The family fortune built by Gov. Cox was bequeathed to his two daughters, Barbara and Anne, Chambers’ grandmother.
Before Anne died at 100 in January 2020, she distributed her shares to her three children, who included James Cox Chambers, who reportedly owns a 17% stake in Cox Enterprises.
After Cox Chambers divorced Fergie’s mom, he married the daughter of Saudi arms dealer Adnan Khashoggi and fathered another son.
After hearing about Cox Foundation’s Cop City donation, Chambers said he proceeded to call his cousin Alex Taylor — who has served as the president and CEO of Cox Enterprises since 2018 — to tell him, “I don’t want any part of this.”
“I was disgusted by it,” Chambers said of the cop training center, which is expected to occupy 85 acres with classrooms, a burn building and a mock city that will even include a nightclub upon completion later this year.

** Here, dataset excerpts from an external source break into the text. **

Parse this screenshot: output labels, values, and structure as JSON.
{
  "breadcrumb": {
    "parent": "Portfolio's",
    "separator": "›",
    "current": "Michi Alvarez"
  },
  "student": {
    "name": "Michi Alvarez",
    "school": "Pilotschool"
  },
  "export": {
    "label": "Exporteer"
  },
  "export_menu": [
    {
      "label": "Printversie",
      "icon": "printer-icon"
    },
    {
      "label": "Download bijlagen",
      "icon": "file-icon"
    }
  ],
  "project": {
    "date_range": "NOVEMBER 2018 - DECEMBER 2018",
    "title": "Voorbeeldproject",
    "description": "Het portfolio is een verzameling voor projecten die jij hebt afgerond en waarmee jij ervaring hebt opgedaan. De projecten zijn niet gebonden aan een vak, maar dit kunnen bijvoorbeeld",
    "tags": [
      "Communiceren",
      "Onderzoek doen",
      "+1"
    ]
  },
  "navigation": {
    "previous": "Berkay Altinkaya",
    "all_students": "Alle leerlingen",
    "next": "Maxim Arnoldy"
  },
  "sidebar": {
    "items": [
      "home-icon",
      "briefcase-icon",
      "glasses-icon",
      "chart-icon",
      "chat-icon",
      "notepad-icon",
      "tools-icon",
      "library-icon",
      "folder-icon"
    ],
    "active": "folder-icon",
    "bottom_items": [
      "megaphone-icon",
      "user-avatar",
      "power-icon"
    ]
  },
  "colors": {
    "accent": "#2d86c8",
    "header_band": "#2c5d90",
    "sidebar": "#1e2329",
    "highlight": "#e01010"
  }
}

Chambers went on to score himself an alleged payout more befitting an oligarch than a proletariat.
Exact figures and details of the deal must remain confidential, Chambers said.
“I will be ‘worth’ multiple hundreds of millions of dollars, and I will continue to have a considerable income for the decade or so to come,” he tweeted.

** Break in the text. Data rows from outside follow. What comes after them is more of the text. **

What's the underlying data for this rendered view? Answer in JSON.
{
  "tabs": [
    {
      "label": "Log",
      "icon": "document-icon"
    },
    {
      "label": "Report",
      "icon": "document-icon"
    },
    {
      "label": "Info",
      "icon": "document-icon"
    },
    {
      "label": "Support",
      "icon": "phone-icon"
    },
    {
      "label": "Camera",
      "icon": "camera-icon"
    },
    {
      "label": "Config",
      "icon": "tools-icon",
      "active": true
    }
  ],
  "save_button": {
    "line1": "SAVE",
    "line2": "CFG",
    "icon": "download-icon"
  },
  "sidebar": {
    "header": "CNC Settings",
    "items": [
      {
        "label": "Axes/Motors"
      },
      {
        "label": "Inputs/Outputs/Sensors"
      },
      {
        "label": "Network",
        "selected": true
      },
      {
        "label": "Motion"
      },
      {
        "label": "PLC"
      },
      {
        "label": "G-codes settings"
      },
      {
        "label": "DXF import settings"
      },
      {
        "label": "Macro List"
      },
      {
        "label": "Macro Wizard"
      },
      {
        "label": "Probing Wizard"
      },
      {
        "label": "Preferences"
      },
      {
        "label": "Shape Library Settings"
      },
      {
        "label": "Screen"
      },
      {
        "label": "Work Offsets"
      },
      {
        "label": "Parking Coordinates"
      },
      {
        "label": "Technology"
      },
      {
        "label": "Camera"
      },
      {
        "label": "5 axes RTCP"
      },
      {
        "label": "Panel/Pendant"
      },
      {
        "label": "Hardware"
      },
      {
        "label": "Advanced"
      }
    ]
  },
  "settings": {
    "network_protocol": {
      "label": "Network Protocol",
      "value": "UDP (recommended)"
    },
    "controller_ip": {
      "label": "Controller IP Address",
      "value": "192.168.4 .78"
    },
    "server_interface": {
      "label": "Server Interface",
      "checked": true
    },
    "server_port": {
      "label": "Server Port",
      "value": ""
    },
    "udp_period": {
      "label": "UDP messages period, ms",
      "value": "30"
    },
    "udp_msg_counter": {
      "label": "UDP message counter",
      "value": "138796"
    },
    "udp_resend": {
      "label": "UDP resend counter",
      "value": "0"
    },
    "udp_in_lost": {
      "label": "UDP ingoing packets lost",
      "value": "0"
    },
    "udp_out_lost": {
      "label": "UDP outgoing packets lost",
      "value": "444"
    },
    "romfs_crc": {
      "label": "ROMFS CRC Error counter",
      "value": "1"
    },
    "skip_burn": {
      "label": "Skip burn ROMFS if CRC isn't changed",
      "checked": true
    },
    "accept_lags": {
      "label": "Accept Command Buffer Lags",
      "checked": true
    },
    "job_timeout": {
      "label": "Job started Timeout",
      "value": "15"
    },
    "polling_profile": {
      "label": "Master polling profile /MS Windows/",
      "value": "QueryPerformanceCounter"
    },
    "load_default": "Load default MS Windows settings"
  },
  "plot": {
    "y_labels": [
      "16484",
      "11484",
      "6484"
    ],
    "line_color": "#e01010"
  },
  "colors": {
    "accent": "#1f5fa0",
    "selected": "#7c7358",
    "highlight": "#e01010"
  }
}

Chambers added that with his exit, he took the “opportunity to extract as much from the Cox capital as I possibly could before I die.”
When The Post reached out to Cox Enterprises for comment, a spokesperson said Chambers “has never had an active role in Cox Enterprises or any of its businesses.”

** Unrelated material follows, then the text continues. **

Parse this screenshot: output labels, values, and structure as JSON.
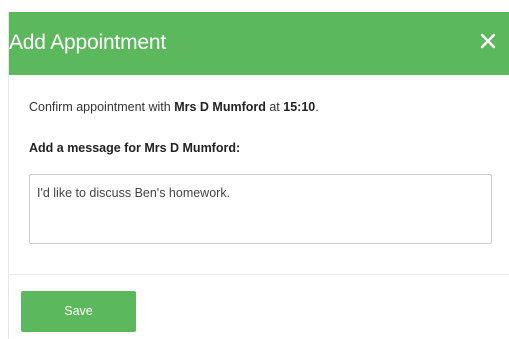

The spokesperson declined to comment further.
Chambers said he plans to use his purported windfall to support pro-Communist organizations.
He has previously worked with progressive groups like Rise Up Georgia, Occupy Our Homes Atlanta and a number of other action-based collectives across Georgia and New England.
Chambers may detest cops, but the heavily tattooed Bard College dropout has expressed his affinity for firearms.
Earlier this year, he posted a photo on Instagram of the “very fave” gun in his collection, and complained about the Bay State’s strict gun laws.
“I love Massachusetts, but I don’t love that my guns have to go to jail when I’m a resident there,” he wrote.
“Being anti-cop and pro-gun from a revolutionary perspective is the only sensible stance you can take,” he told The Post, claiming that the country’s issues with guns stem from the fact that “we don’t live in a workers’ state” but rather one that’s “controlled by the few and powerful.”
He also claimed that MMA and jiu-jitsu “have an incredibly right-wing, cop-heavy culture [and] that something needs to change to create a culture of self-defense on the left in the US.”
When he showed off his freshly inked ACAB tattoo in 2020, he called it “a sound investment in my future.”
“Law enforcement is about the protection of capital and nothing else,” he told The Post. “Most people with my perspective see the expansion of the surveillance state and the militarized police — even enhanced police training as a means to bettering police — as simply a consolidation of the ruling class who is very afraid that the amount of wealth they’ve hoarded at this point could come to bite them in the ass.”
In a weekend tweetstorm addressed to his “friends and comrades,” Chambers gloated about becoming “the 1st Cox to fully detach from the company.”
“I did this bc I believe strongly that my primary material purpose on earth is to extract as much capital from that entity as possible, in order to build socialist infrastructure/institutions in the 21st century, on the domestic & intl level,” he wrote.